His manager, Davey Martinez, offered his own thoughts on what’s led to Rendon’s success this season.
“I’ve said this before, from the other side, when I didn’t know him as well, just seeing him as a player, I always said the same thing, I said, ‘Man this guy is just Mr. Consistent.’ He puts the ball in play, has power to all fields, he’s not afraid. What makes him really good, I think, is that he’s not afraid to hit with two strikes. And he’ll battle you up there and hit the ball the other way. But when he gets to two strikes, there’s no panic. I think he has one of the best two-strike approaches in the game.”
Rendon put up good numbers against LA this season, going 7 for 25 (.280/.400/.400) with three doubles and four walks in the seven games between the two teams.
The last time the Nationals and Dodgers met in the postseason, in 2016, Rendon went 3 for 20 (.150/.190/.300) with a home run, a walk, and six Ks in 21 PAs. Does he try to block out a memory like that, of struggling in a series that ended with a loss in Game 5 in Nats Park?

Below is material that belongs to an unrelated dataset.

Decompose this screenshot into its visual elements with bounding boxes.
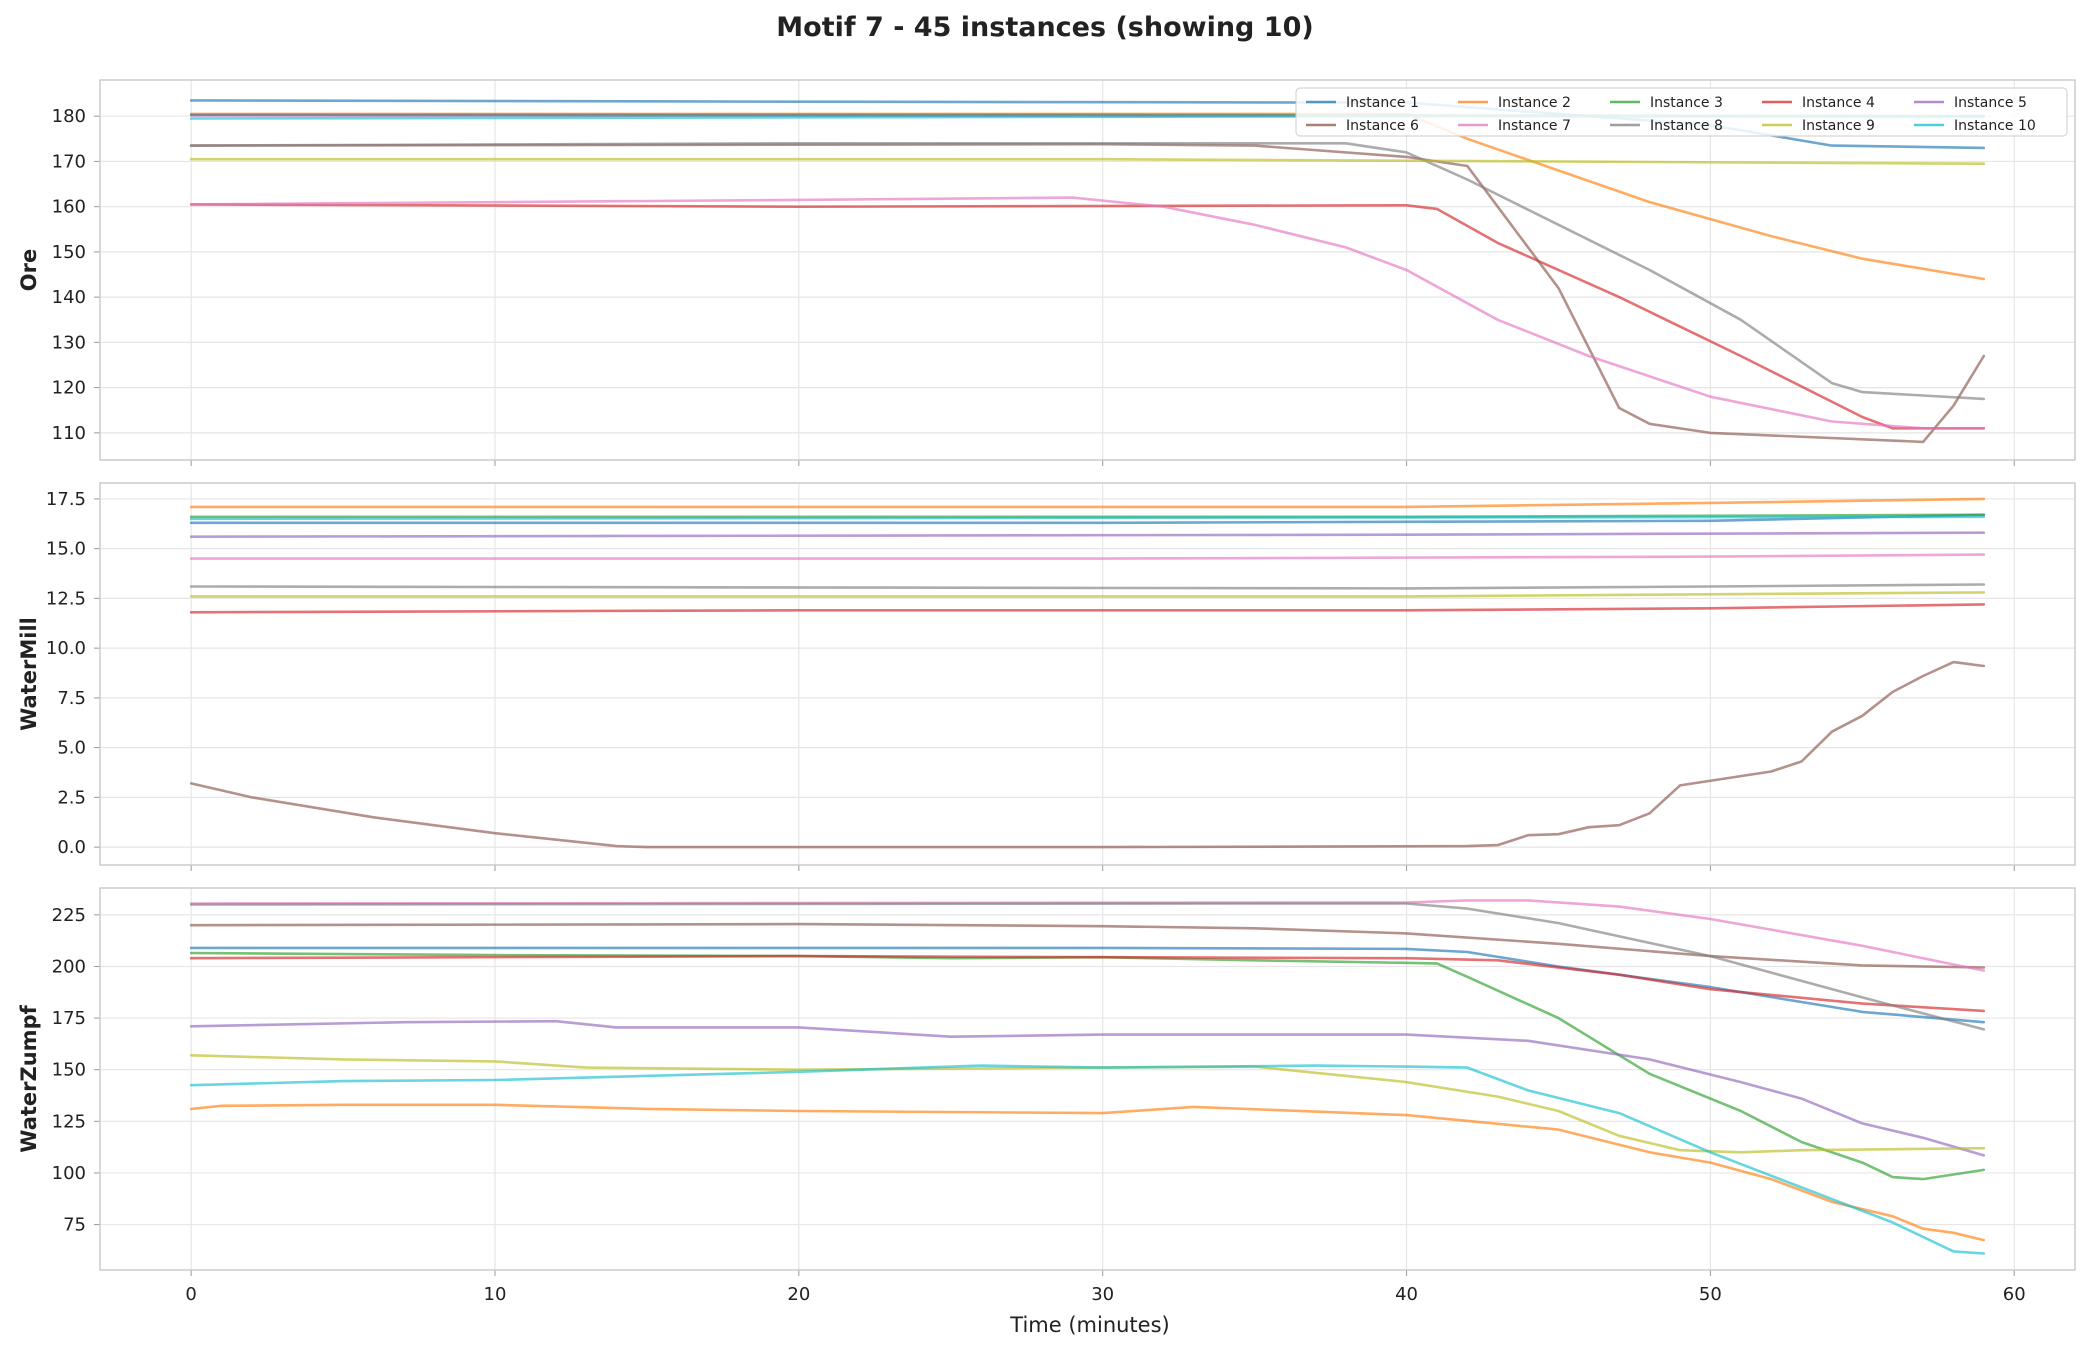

“No. That’s in the past,” he said. “It happens, it happens. You think about your girlfriend that broke up with you like 20 years ago? Probably not. So, no.”
Against Game 1 starter Walker Buehler, Rendon is 3 for 6 with two doubles, a walk and a K in their respective careers. He was asked if there was anything in particular that’s resulted in his success against the righty?
“I really don’t know,” he said. “Oh, man, see ball, hit ball. I’m going to give you the same boring answer. That ball still has to go over the plate, depending upon which umpire is behind there ... and you got to try to hit it before it hits the catcher’s glove. I try to keep it simple. Sometimes it works, sometimes it doesn’t.”